If all of the equipment (or enough of it to cause a single point failure) was in one room then the EPO (emergency power off, Big Red Button near the door) could take it all down in one hit. This fits the scenario described (contractor turned it off then quickly turned it back on again)

If all of the equipment was on a single UPS system then a power fluctuation while that UPS was in bypass mode (for servicing) would have a similar effect.

[hippy]

My suspicion is they had inadvertently created some kind of deadlock situation. Code which updates a database can be difficult to sort out and get running again if that code expects the initial database to exist when it doesn't.

[DougieLawson]

My suspicion is they had inadvertently created some kind of deadlock situation. Code which updates a database can be difficult to sort out and get running again if that code expects the initial database to exist when it doesn't.

Not a chance of that.
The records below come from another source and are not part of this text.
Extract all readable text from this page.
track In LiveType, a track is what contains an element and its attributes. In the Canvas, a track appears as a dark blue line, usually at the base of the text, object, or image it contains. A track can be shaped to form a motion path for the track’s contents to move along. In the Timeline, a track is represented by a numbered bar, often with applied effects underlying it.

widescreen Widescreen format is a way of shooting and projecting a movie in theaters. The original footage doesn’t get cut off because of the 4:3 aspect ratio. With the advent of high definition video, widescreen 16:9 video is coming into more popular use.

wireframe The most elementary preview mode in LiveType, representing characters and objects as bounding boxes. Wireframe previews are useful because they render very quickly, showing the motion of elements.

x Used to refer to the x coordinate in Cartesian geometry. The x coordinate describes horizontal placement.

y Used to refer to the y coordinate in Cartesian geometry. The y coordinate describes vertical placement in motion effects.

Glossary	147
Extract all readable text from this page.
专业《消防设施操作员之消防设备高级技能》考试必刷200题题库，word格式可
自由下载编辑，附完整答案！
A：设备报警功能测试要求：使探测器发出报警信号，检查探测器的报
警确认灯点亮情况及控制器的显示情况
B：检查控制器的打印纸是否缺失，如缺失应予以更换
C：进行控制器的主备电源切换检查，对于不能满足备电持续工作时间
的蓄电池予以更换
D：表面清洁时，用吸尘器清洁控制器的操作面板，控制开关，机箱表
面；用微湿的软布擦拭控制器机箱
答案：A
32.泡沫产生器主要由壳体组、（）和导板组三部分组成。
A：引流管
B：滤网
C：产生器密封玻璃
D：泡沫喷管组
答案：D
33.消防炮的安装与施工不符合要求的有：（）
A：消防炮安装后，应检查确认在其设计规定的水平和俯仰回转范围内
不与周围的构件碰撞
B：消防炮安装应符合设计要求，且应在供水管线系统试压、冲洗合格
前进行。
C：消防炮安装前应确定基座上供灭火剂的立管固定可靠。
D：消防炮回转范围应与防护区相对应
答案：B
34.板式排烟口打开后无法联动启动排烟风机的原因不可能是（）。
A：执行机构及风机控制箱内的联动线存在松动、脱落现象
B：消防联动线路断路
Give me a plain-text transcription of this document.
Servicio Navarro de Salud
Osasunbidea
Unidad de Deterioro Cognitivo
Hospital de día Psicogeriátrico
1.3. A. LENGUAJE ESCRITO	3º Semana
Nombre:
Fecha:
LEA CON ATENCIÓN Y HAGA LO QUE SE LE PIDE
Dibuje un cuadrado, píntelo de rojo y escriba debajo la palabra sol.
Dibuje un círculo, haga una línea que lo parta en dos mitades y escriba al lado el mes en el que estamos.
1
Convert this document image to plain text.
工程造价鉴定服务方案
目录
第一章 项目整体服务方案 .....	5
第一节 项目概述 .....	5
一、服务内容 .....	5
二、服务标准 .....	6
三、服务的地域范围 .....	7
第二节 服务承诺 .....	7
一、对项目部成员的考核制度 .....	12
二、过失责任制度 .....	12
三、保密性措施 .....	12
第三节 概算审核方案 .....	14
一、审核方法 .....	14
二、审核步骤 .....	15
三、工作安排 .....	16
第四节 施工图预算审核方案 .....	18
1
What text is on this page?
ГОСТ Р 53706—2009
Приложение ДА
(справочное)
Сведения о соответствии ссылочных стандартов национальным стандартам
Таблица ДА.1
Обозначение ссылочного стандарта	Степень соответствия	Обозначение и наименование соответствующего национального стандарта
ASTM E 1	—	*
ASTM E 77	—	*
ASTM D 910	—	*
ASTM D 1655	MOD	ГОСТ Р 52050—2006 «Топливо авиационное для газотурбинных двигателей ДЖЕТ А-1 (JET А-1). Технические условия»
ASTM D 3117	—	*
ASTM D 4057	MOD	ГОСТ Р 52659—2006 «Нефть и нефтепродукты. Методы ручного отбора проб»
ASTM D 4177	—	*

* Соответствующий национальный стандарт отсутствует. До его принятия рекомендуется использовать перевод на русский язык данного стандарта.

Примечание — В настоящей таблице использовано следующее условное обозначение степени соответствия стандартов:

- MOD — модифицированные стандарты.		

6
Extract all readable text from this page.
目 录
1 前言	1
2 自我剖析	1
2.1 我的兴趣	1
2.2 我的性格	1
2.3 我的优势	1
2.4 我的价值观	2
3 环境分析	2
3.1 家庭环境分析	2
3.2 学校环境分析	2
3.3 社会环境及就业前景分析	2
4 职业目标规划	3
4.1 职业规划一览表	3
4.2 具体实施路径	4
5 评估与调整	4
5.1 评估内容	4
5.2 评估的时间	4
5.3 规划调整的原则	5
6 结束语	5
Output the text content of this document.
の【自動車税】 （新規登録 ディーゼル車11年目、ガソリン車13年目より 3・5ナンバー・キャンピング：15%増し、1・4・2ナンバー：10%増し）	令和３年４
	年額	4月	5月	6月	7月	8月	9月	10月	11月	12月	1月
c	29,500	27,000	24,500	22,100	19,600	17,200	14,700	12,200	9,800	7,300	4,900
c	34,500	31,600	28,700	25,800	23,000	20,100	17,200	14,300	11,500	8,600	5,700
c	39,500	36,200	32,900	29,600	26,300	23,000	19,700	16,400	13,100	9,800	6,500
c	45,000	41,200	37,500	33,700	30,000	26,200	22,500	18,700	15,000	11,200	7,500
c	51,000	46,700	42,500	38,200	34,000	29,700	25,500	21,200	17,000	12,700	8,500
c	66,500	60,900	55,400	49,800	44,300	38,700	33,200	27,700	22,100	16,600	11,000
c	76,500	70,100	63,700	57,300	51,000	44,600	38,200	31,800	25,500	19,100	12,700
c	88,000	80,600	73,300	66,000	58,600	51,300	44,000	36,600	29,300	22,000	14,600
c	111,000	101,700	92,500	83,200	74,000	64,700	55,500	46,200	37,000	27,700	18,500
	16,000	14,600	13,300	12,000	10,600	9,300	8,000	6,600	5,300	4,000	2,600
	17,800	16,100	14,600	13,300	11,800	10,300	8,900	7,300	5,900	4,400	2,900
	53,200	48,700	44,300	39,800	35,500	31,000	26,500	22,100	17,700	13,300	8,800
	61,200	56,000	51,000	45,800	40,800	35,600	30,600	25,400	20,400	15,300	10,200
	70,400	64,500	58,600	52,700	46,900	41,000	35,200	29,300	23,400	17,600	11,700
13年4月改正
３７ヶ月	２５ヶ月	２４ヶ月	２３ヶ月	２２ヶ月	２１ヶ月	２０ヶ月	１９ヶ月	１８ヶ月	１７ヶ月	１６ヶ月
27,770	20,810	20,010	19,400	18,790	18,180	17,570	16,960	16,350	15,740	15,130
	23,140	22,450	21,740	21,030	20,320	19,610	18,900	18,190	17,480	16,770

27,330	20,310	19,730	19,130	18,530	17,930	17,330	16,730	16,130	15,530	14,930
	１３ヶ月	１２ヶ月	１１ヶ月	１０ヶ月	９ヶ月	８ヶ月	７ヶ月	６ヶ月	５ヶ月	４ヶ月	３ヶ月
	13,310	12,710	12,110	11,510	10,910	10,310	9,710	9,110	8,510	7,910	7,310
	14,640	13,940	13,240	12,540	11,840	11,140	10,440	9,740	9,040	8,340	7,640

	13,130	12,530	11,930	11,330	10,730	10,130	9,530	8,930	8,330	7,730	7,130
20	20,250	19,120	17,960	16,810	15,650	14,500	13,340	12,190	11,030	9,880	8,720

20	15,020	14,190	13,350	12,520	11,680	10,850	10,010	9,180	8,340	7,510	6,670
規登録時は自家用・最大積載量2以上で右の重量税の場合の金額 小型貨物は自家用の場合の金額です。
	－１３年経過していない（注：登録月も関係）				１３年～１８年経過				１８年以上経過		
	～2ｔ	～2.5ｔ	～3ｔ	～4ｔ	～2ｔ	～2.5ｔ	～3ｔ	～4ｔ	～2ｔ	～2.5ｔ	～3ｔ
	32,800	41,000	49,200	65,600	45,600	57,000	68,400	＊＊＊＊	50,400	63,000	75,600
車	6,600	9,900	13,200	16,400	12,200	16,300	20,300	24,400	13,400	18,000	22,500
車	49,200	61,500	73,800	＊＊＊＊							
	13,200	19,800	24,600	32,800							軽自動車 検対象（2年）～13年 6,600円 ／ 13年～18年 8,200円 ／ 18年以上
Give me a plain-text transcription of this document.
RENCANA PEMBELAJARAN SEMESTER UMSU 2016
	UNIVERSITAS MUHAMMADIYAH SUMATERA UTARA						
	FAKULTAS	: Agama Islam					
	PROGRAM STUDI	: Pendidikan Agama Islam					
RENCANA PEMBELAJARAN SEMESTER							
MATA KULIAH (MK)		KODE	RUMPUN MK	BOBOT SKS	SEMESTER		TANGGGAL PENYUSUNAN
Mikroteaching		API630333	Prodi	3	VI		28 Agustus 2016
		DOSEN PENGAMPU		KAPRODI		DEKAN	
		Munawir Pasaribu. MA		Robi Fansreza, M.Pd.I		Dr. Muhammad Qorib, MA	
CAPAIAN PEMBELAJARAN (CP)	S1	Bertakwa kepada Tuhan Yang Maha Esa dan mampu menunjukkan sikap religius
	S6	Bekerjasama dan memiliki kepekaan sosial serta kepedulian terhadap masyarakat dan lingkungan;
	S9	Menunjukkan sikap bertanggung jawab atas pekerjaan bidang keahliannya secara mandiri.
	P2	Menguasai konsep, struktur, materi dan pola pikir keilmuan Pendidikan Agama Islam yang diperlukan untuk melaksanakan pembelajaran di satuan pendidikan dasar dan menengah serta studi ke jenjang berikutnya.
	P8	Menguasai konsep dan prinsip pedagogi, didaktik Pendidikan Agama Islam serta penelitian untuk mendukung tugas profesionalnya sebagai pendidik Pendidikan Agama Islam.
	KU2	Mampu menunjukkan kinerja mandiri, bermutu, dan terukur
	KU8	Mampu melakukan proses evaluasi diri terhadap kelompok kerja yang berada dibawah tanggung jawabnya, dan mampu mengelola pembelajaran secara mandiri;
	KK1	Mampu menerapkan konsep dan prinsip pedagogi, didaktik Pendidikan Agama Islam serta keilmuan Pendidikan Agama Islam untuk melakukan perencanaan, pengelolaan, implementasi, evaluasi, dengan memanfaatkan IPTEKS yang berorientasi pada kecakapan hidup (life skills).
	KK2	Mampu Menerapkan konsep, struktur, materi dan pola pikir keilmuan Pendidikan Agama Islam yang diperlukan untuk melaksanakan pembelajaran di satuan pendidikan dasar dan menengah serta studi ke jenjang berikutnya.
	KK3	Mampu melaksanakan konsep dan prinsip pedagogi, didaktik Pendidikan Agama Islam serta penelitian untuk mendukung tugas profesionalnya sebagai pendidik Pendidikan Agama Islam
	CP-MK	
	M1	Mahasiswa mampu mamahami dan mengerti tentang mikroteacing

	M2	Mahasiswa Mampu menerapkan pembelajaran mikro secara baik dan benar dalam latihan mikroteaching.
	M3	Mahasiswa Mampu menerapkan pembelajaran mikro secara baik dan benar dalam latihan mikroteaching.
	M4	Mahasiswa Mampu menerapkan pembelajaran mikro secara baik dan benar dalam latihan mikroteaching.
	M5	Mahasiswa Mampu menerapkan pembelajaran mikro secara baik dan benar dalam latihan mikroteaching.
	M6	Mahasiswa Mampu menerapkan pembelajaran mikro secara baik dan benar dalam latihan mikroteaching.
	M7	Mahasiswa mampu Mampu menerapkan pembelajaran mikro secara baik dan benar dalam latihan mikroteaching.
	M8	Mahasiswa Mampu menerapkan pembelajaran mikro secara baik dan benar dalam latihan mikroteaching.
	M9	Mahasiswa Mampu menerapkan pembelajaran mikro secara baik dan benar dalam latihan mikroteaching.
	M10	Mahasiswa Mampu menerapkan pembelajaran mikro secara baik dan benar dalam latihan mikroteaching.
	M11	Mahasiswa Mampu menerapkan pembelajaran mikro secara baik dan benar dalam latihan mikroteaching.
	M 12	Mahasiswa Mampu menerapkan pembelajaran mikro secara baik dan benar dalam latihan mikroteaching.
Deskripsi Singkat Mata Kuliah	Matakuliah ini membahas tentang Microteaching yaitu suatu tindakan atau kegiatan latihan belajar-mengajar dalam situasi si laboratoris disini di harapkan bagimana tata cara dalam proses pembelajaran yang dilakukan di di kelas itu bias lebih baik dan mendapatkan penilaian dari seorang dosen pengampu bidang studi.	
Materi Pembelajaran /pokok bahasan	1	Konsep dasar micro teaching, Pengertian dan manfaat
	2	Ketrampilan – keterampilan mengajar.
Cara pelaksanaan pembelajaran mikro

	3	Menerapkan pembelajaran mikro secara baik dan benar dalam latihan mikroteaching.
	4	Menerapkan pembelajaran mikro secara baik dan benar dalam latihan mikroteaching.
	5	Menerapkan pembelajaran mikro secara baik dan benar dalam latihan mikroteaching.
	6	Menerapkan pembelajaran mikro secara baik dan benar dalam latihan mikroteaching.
They're not disclosing the truth because it's going to be embarrassing for Willy Walsh (who wants to keep his bonus). It's bound to be due incompetence and lack of planning (possibly off-shore) during recovery. Unless someone is willing to risk their job and disclose everything we'll never get round the mis-information and terminological inexactitudes that we've had so far.

Having seen the way part of an organisation I work for recovered from a significant power outage this week (albeit not in a data centre but in a very key installation) was amazing, there's an airline that could learn a lot from it. They had a robust plan, they had a call out list, they got the right folks to focus on solving their sections of problem in an organised & structured way. The event was out of the blue, the already built and tested recovery plan simply worked and worked well.

[rpdom]

I have seen some interesting power failures in datacentres - some of which the UPS and backup generators handled and some they didn't. Where I work now is much better in handling failures with multiple redundancy over several datacentres.